Kossen nennt die Fleischindustrie, die Paketzusteller, Ausstall- und Ausmistkolonnen, das Reinigungsgewerbe und auch den Metallbau als typische Branchen der Ausbeutung: „Moderne Sklaverei ist dort die Wirklichkeit.“ Opfer seien Frauen und Männer aus Ost- und Südosteuropa, auch sogenannte „Illegale“ aus Asien, Afrika oder Lateinamerika. Beratungsgespräche finden bereits statt – vor Ort oder auch per Telefon und Mailkontakt. Heiner Verhorst, Jurist im Ruhestand und Vorstandsmitglied im Verein, kennt die „Klassiker“: Rauswurf im Krankheitsfall, unbezahlte Überstunden, Vorenthaltung von Zuschlägen für Nacht- und Feiertagsarbeit, Mietwucher. Ehrenamtliche des Vereins arbeiten ihm und weiteren Anwälten zu.

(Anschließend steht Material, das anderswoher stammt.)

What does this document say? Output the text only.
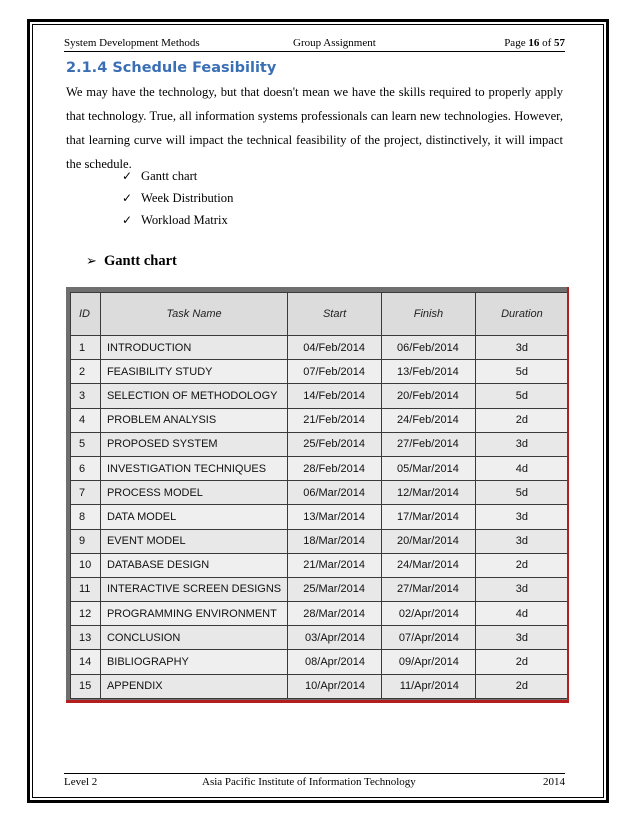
System Development Methods	Group Assignment	Page 16 of 57
2.1.4 Schedule Feasibility
We may have the technology, but that doesn't mean we have the skills required to properly apply that technology. True, all information systems professionals can learn new technologies. However, that learning curve will impact the technical feasibility of the project, distinctively, it will impact the schedule.
✓ Gantt chart
✓ Week Distribution
✓ Workload Matrix
➢ Gantt chart
ID	Task Name	Start	Finish	Duration
1	INTRODUCTION	04/Feb/2014	06/Feb/2014	3d
2	FEASIBILITY STUDY	07/Feb/2014	13/Feb/2014	5d
3	SELECTION OF METHODOLOGY	14/Feb/2014	20/Feb/2014	5d
4	PROBLEM ANALYSIS	21/Feb/2014	24/Feb/2014	2d
5	PROPOSED SYSTEM	25/Feb/2014	27/Feb/2014	3d
6	INVESTIGATION TECHNIQUES	28/Feb/2014	05/Mar/2014	4d
7	PROCESS MODEL	06/Mar/2014	12/Mar/2014	5d
8	DATA MODEL	13/Mar/2014	17/Mar/2014	3d
9	EVENT MODEL	18/Mar/2014	20/Mar/2014	3d
10	DATABASE DESIGN	21/Mar/2014	24/Mar/2014	2d
11	INTERACTIVE SCREEN DESIGNS	25/Mar/2014	27/Mar/2014	3d
12	PROGRAMMING ENVIRONMENT	28/Mar/2014	02/Apr/2014	4d
13	CONCLUSION	03/Apr/2014	07/Apr/2014	3d
14	BIBLIOGRAPHY	08/Apr/2014	09/Apr/2014	2d
15	APPENDIX	10/Apr/2014	11/Apr/2014	2d
Level 2	Asia Pacific Institute of Information Technology	2014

Diese bringen die juristische Klärung und Durchsetzung von Ansprüchen auf den Weg. „Kostenlos, muttersprachlich und ortsnah ist unsere Beratung“, darauf legt Saskia Wanke Wert. Sie ist Erzieherin und ebenfalls Mitglied im Vorstand. Täglich hat sie bei ihrer Arbeit mit Kindergartenkindern zu tun, die mit ihren Eltern und anderen Arbeitsmigrantinnen und -migranten in „Schrottimmobilien zusammengepfercht sind“, wie Kossen es beschreibt. „Wir wollen Öffentlichkeit herstellen, Politik und Gesellschaft wachrütteln“, nennt der Pfarrer einen wichtigen Teil der Vereinstätigkeit neben der Beratung und Vertretung Betroffener.

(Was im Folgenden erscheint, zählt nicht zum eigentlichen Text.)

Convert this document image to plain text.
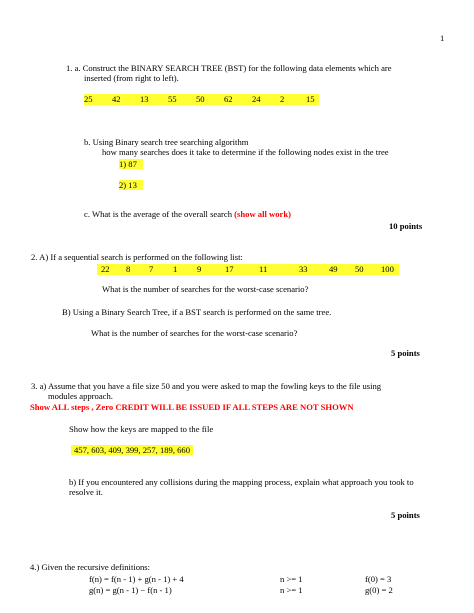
1
1. a. Construct the BINARY SEARCH TREE (BST) for the following data elements which are
inserted (from right to left).
25 42 13 55 50 62 24 2	15
b. Using Binary search tree searching algorithm
how many searches does it take to determine if the following nodes exist in the tree
1) 87
2) 13
c. What is the average of the overall search (show all work)
10 points
2. A) If a sequential search is performed on the following list:
22 8 7 1 9	17	11	33 49 50 100
What is the number of searches for the worst-case scenario?
B) Using a Binary Search Tree, if a BST search is performed on the same tree.
What is the number of searches for the worst-case scenario?
5 points
3. a) Assume that you have a file size 50 and you were asked to map the fowling keys to the file using
modules approach.
Show ALL steps , Zero CREDIT WILL BE ISSUED IF ALL STEPS ARE NOT SHOWN
Show how the keys are mapped to the file
457, 603, 409, 399, 257, 189, 660
b) If you encountered any collisions during the mapping process, explain what approach you took to
resolve it.
5 points
4.) Given the recursive definitions:
f(n) = f(n - 1) + g(n - 1) + 4	n >= 1	f(0) = 3
g(n) = g(n - 1) − f(n - 1)	n >= 1	g(0) = 2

„Parallelwelten sind entstanden mit mafiösen Strukturen von Ausbeutung und Menschenhandel. Fehlende Maßnahmen zur Integration begünstigen das Entstehen von Subkulturen und das Geschäft moderner Sklaverei. Wir fordern den Gesetzgeber zum Handeln auf und die Gesellschaft zur Wachsamkeit“, erklärt Kossen. Überregional will der Verein in Nordwestdeutschland tätig werden, Netzwerke knüpfen und „vor Ort“ Beratung anbieten. Zahlreiche Interessierte haben sich bereits gemeldet und ihr Erfahrungswissen und ihre Hilfsbereitschaft angeboten. Das Ministerium für Arbeit, Gesundheit und Soziales in Nordrhein-Westfalen hat dem Verein Unterstützung zugesagt. Minister Karl-Josef Laumann ist selbst Vereinsmitglied. In seinem Grußwort zur Einweihung der Beratungsstelle lobt er Kossens Einsatz und sagt ihm seine Unterstützung zu.